Hutchison Ports aims to take half of Thai traffic

May.08 2018

Hutchison Ports Thailand will invest 20 billion baht in Terminal D at Chon Buri's Laem Chabang commercial port in a bid to serve close to 50% of port traffic in the country in the next 5-6 years.

The three-phase project is scheduled to be completed in 2023-24. Once the project comes online, Terminal D will be able to accommodate 3.5 million twenty-foot equivalent units (TEU), which will represent a 40% capacity increase in Chon Buri's Laem Chabang port, the largest in the country.

Hutchison Ports Thailand, a subsidiary of the Hong Kong-based conglomerate Hutchison Group, already services close to 33% of the country's 8.3 million TEU a year. The company operates terminals A2, A3, C1 and C2 at Laem Chabang commercial port, operating close to the maximum capacity of 2.9 million TEU.

The addition of terminals D1, D2 and D3 will help the company corner 50% of the market, assuming they operate at full capacity.

"We should be operating at full capacity even in the years immediately after the opening, according to our projections," said Stephen Ashworth, managing director of Hutchison Ports in Southeast Asia.

The company logged a 16% volume increase last year and has achieved an average growth of 14% in the last six years, which would put it on the 6.4-million-TEU ballpark in the next five years.
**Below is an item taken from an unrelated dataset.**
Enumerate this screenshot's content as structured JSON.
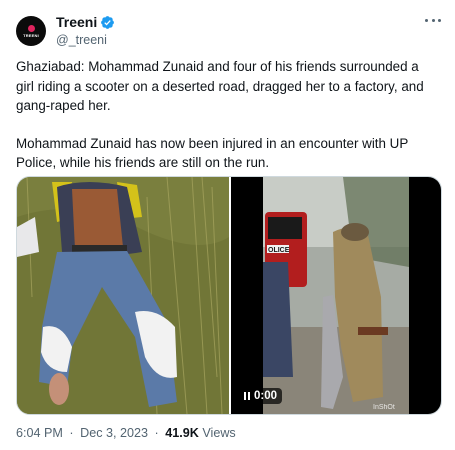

The company's growth in Thailand has far outstripped that of the market, which increased from 6.5 million TEU in 2011, to 8.2 million TEU in 2016, an average annual growth rate of 4.7%, according to data collected by the World Bank.

The port plan was designed before any concrete plans for the Eastern Economic Corridor were announced, but Mr Ashworth said the development of the EEC will tip the projections for the port only slightly.
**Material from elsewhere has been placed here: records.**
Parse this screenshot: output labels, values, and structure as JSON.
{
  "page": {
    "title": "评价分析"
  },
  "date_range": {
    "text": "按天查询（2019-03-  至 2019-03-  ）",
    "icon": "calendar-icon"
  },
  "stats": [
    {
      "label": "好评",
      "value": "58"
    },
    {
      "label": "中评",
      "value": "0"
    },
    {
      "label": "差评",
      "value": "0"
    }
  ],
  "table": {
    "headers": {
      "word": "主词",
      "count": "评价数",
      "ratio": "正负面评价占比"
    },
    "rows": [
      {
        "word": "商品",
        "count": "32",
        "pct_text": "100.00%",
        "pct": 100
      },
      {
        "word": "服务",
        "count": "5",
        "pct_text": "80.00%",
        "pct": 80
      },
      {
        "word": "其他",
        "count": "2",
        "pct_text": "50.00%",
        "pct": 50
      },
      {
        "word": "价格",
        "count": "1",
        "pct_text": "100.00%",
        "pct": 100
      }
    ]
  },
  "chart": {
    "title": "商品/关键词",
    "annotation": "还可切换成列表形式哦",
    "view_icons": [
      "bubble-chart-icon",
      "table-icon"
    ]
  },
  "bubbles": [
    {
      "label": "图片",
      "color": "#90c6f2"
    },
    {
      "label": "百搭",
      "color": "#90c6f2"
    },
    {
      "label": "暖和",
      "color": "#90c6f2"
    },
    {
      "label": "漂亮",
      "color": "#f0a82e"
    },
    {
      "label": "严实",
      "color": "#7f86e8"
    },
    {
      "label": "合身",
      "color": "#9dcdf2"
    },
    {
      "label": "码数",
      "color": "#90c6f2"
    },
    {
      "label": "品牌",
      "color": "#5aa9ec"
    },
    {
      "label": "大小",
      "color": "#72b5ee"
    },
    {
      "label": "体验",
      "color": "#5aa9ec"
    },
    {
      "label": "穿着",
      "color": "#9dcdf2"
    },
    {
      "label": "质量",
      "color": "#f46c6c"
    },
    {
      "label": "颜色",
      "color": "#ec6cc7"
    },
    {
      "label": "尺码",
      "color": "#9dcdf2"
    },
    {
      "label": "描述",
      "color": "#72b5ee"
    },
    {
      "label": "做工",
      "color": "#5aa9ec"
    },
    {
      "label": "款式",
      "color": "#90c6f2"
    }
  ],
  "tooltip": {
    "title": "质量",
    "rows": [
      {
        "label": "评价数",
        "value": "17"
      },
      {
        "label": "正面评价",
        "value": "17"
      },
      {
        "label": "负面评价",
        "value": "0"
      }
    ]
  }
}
"We would have reached capacity even if the EEC did not turn out as expected," he said.

The completed project will include 1,700 metres of berths, 43 yard cranes and 17 remote control quay cranes able to handle some of the largest ocean-going vessels.

The initial phase of Terminal D, expected to be operational by mid-2018, will comprise 400m of deep-water berths, three super-post-Panamax quay cranes and 10 supporting electric rubber-tyred gantry cranes.
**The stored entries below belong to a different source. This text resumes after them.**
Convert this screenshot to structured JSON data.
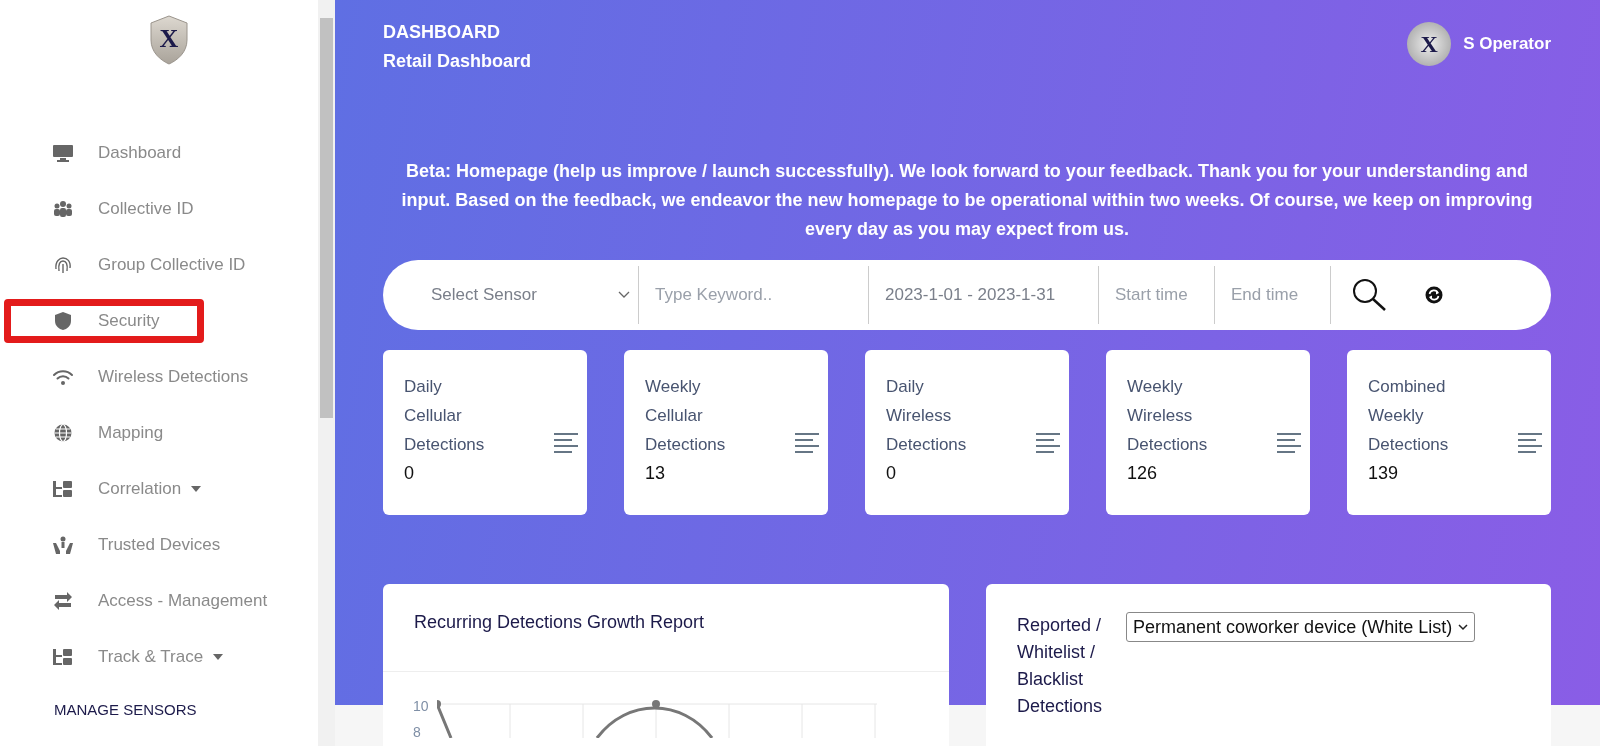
{
  "sidebar": {
    "items": [
      {
        "label": "Dashboard",
        "kind": "monitor",
        "has_caret": false,
        "highlighted": false
      },
      {
        "label": "Collective ID",
        "kind": "people",
        "has_caret": false,
        "highlighted": false
      },
      {
        "label": "Group Collective ID",
        "kind": "fingerprint",
        "has_caret": false,
        "highlighted": false
      },
      {
        "label": "Security",
        "kind": "shield",
        "has_caret": false,
        "highlighted": true
      },
      {
        "label": "Wireless Detections",
        "kind": "wifi",
        "has_caret": false,
        "highlighted": false
      },
      {
        "label": "Mapping",
        "kind": "globe",
        "has_caret": false,
        "highlighted": false
      },
      {
        "label": "Correlation",
        "kind": "tree",
        "has_caret": true,
        "highlighted": false
      },
      {
        "label": "Trusted Devices",
        "kind": "hands",
        "has_caret": false,
        "highlighted": false
      },
      {
        "label": "Access - Management",
        "kind": "swap",
        "has_caret": false,
        "highlighted": false
      },
      {
        "label": "Track & Trace",
        "kind": "tree",
        "has_caret": true,
        "highlighted": false
      }
    ],
    "section_heading": "MANAGE SENSORS"
  },
  "logo_letter": "X",
  "header": {
    "title": "DASHBOARD",
    "subtitle": "Retail Dashboard",
    "user": {
      "avatar_letter": "X",
      "name": "S Operator"
    }
  },
  "notice": "Beta: Homepage (help us improve / launch successfully). We look forward to your feedback. Thank you for your understanding and input. Based on the feedback, we endeavor the new homepage to be operational within two weeks. Of course, we keep on improving every day as you may expect from us.",
  "filters": {
    "sensor_placeholder": "Select Sensor",
    "keyword_placeholder": "Type Keyword..",
    "date_range": "2023-1-01 - 2023-1-31",
    "start_placeholder": "Start time",
    "end_placeholder": "End time"
  },
  "stat_cards": [
    {
      "label_lines": [
        "Daily",
        "Cellular",
        "Detections"
      ],
      "value": "0"
    },
    {
      "label_lines": [
        "Weekly",
        "Cellular",
        "Detections"
      ],
      "value": "13"
    },
    {
      "label_lines": [
        "Daily",
        "Wireless",
        "Detections"
      ],
      "value": "0"
    },
    {
      "label_lines": [
        "Weekly",
        "Wireless",
        "Detections"
      ],
      "value": "126"
    },
    {
      "label_lines": [
        "Combined",
        "Weekly",
        "Detections"
      ],
      "value": "139"
    }
  ],
  "growth_panel": {
    "title": "Recurring Detections Growth Report",
    "axis_labels": [
      "10",
      "8"
    ]
  },
  "list_panel": {
    "title_lines": [
      "Reported /",
      "Whitelist /",
      "Blacklist",
      "Detections"
    ],
    "selected_option": "Permanent coworker device (White List)"
  }
}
By mid-2019, phase 1 of Terminal D will be completed, representing a total of 1,000m of berth, six quay cranes and 20 supporting electric rubber-tyred gantry cranes.

The added capacity will allow Laem Chabang to serve larger vessels used in transpacific trade, making the port a potential for international shipping lines.

"Where smaller vessels once arrived at Laem Chabang port after picking up containers from much larger 'mother' vessels at the transshipment hubs of Singapore and Malaysia, we now have shipping lines requesting direct access to Laem Chabang, deploying much larger deep-water vessels that are larger than 350m in length," he said.

A number of international stakeholders have expressed interest in developing Chon Buri into a shipping hub, according to the executive.

"Alibaba plans to team up with the Customs Department to make the clearance processes digital to service shipments between Thailand, China and our neighbours."

Smaller neighbouring countries like Singapore (31 million TEU), and Malaysia (25 million TEU) still carry the bulk of the region's containers, which suggest at least some of those containers could be handled in Thailand once the infrastructure is in place.

Terminal D will be the first port in Thailand (and one of the first ports in the world) to use remote-operated cranes, which Mr Ashworth said will allow them to serve ships up to 20% quicker. Some of the company's Middle East facilities are already using the technology.

The port will also integrate a mobile application for port users and e-tracking systems.

These technologies allow ports around the world to handle larger cargo volumes in the same amount of space at a lower price.

In Germany, for example, the port at Hamburg plans to double its capacity, but not space, by 2025 through smart port technologies, according to consulting firm Boston Consulting Group. GPS monitoring systems that track traffic and machinery use, like the ones planned for Singapore's port can reduce costs by up to 10%, according to the consulting firm.

The executive parried insinuations that the model was meant to slash the workforce, a trend that has already gained traction in a host of industries in Thailand, from manufacturing to telecom and banking.

Terminals A and C will still be operated under the traditional labour-intensive model for the foreseeable future, he said.

"In fact, we are hiring. We need people to remote-control the cranes, people to conduct the training, and people to handle the increase in traffic."

Mr Ashworth declined to comment whether the company would bid on the auction of the 141-billion-baht third expansion phase of the Laem Chabang port in October.

"We are looking to analyse the project on its merits," he said.

The megaproject, expected to be in operation by 2025, would expand the port's capacity from 7.7 million TEU to 18.1 million TEU per year, and will include a railway network linked to the port.

Hutchison Ports will be adding Terminals D1, D2 and D3 at Laem Chabang Port, which is the largest port in Thailand.